The original series, “The 4400,” which ran on USA Network for four seasons (2004-07), built a variety of storylines around various abductees, one of which was a race storyline centered on an African-American man who was abducted in 1951.

The character, Richard Tyler, was played memorably by Mahershala Ali (who then went by the name of Mahershalalhashbaz Ali), a breakthrough role for the actor, who later won two Oscars. 

The character figured significantly in one of the best-made sequences I have ever seen put together for a TV show.

It happened near the conclusion of the first episode of “The 4400,” a montage in which we got to see how various characters were trying to reenter a contemporary society that they did not recognize or understand.

Accompanied by the haunting song “Worry About You” by Ivy, the black Tyler character from 1951 is seen sitting in a modern-day diner with a bewildered expression on his face as he surveys this scene of young white and black people, many with tattoos, nose rings and other pierces, sitting completely at ease with each other.

At one point, he contemplatively lights a cigarette, only to have one of the young men gesture silently toward a “No Smoking” sign.

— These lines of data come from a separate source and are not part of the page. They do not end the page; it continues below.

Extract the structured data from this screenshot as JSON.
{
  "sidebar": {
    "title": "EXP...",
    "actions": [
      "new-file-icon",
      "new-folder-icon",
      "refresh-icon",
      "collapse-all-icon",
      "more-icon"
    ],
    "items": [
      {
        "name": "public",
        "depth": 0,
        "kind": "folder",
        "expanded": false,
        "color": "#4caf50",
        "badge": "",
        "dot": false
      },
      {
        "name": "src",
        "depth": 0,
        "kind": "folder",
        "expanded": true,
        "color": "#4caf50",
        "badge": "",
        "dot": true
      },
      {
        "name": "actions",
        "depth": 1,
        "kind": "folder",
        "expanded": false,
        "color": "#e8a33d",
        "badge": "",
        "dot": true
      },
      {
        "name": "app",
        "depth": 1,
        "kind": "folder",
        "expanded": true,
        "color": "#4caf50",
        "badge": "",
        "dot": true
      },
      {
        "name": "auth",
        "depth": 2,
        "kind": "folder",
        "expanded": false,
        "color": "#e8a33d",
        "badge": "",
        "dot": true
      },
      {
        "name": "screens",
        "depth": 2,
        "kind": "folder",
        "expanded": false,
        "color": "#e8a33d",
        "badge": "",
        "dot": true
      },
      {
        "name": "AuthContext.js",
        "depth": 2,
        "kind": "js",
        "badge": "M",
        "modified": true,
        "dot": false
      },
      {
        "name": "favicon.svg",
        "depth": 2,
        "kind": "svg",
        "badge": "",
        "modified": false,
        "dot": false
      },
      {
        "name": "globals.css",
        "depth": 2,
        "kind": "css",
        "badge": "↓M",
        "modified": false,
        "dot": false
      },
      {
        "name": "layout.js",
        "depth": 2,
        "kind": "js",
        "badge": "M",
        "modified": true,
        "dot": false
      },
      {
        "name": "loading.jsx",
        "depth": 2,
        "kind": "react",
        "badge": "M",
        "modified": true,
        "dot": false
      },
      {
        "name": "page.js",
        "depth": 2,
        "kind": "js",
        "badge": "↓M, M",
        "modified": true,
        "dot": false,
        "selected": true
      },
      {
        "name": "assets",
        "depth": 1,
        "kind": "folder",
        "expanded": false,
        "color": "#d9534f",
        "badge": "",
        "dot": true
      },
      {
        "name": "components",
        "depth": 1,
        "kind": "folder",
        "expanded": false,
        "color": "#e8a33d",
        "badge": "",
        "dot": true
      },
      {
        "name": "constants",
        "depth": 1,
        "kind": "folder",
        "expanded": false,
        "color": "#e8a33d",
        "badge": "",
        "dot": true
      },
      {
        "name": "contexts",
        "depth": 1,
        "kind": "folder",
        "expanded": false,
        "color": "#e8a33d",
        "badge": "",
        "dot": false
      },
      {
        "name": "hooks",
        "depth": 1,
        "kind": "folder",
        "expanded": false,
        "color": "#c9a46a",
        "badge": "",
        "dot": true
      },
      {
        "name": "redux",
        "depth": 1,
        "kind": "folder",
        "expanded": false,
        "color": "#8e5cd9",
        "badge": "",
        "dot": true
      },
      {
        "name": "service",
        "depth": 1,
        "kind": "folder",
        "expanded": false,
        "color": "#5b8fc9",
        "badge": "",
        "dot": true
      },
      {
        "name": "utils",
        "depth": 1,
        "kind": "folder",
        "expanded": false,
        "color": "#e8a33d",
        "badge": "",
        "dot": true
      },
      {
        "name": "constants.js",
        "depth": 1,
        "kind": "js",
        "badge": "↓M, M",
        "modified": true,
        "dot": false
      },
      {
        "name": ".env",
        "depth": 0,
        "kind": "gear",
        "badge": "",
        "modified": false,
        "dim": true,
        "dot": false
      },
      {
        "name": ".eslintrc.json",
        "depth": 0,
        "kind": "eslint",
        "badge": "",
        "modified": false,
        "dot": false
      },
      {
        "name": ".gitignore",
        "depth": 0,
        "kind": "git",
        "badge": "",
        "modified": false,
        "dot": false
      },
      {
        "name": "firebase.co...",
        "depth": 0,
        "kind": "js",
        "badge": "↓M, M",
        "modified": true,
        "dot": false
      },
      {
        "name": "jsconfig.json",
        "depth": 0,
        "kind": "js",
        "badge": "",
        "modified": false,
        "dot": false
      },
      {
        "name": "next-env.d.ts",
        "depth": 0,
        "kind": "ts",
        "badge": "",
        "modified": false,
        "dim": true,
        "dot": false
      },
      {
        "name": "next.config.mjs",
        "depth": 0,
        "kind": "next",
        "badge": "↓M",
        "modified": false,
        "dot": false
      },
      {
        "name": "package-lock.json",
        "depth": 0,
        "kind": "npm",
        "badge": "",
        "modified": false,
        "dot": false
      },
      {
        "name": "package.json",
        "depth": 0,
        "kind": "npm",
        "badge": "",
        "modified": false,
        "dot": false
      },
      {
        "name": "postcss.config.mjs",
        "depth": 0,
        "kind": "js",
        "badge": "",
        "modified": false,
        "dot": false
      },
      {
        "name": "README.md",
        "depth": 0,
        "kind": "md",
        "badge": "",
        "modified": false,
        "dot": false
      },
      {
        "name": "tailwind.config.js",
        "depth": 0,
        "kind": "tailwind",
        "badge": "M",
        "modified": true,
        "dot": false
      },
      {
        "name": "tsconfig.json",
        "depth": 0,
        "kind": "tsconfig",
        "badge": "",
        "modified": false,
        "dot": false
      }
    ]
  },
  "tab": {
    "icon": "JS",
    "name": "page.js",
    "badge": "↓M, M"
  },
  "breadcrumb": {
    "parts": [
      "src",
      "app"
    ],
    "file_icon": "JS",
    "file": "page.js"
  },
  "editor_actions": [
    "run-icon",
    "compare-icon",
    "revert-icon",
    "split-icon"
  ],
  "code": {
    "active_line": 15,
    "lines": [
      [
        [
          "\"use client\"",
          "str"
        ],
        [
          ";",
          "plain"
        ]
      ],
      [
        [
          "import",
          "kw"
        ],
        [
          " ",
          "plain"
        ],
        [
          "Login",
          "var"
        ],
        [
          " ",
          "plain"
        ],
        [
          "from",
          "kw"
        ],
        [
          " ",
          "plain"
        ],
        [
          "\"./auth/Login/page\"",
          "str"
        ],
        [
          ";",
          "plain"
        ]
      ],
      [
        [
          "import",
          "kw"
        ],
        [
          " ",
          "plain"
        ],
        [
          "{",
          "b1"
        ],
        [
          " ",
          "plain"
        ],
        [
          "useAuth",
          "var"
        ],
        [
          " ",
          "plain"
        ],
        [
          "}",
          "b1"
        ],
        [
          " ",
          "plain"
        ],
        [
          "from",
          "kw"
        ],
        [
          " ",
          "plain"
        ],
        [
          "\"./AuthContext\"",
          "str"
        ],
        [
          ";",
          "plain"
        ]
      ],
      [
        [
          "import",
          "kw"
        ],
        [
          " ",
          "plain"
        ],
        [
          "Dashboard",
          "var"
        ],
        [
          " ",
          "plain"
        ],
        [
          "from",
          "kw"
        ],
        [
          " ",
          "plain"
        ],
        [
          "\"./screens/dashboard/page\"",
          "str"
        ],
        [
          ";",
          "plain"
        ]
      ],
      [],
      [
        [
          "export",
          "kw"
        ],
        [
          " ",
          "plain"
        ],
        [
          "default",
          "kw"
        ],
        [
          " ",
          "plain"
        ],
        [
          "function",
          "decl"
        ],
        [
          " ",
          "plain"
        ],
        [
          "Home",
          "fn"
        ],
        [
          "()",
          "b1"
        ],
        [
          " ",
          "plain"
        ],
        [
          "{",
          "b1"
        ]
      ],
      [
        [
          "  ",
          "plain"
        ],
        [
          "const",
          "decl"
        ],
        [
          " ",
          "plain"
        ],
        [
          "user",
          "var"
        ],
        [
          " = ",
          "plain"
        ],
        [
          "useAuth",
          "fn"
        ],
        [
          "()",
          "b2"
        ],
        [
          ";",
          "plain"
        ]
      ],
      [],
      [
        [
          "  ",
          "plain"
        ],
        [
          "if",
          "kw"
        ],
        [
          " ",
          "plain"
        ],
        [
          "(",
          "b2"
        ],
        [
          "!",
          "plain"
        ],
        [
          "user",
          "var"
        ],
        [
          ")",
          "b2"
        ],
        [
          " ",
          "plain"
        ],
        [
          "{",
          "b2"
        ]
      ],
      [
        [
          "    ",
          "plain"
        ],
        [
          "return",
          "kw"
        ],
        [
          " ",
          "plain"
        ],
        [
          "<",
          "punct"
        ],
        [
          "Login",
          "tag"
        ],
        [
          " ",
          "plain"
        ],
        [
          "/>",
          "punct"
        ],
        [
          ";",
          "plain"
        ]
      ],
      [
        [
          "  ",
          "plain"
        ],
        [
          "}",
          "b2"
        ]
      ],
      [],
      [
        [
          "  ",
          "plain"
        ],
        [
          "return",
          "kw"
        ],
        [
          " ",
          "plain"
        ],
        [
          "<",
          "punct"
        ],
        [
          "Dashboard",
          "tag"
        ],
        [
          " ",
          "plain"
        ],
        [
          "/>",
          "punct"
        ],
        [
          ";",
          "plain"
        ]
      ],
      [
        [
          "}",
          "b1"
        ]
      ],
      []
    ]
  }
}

The Tyler character then peers into a cracked mirror on the wall of his booth -- his perplexed reflection appearing with the mirror’s crack running horizontally across it, an artful metaphor for the alienation he is feeling.

No such art is attempted, much less achieved, in the dreary new version of the show. Instead, the sense of mystery and wonder that were hallmarks of the original are conspicuously absent from the new one.

In their place: A lot of airless, simplistic messaging about race history. And where’s the fun in that?

“4400” premieres Monday night (October 25) at 9 Eastern on The CW.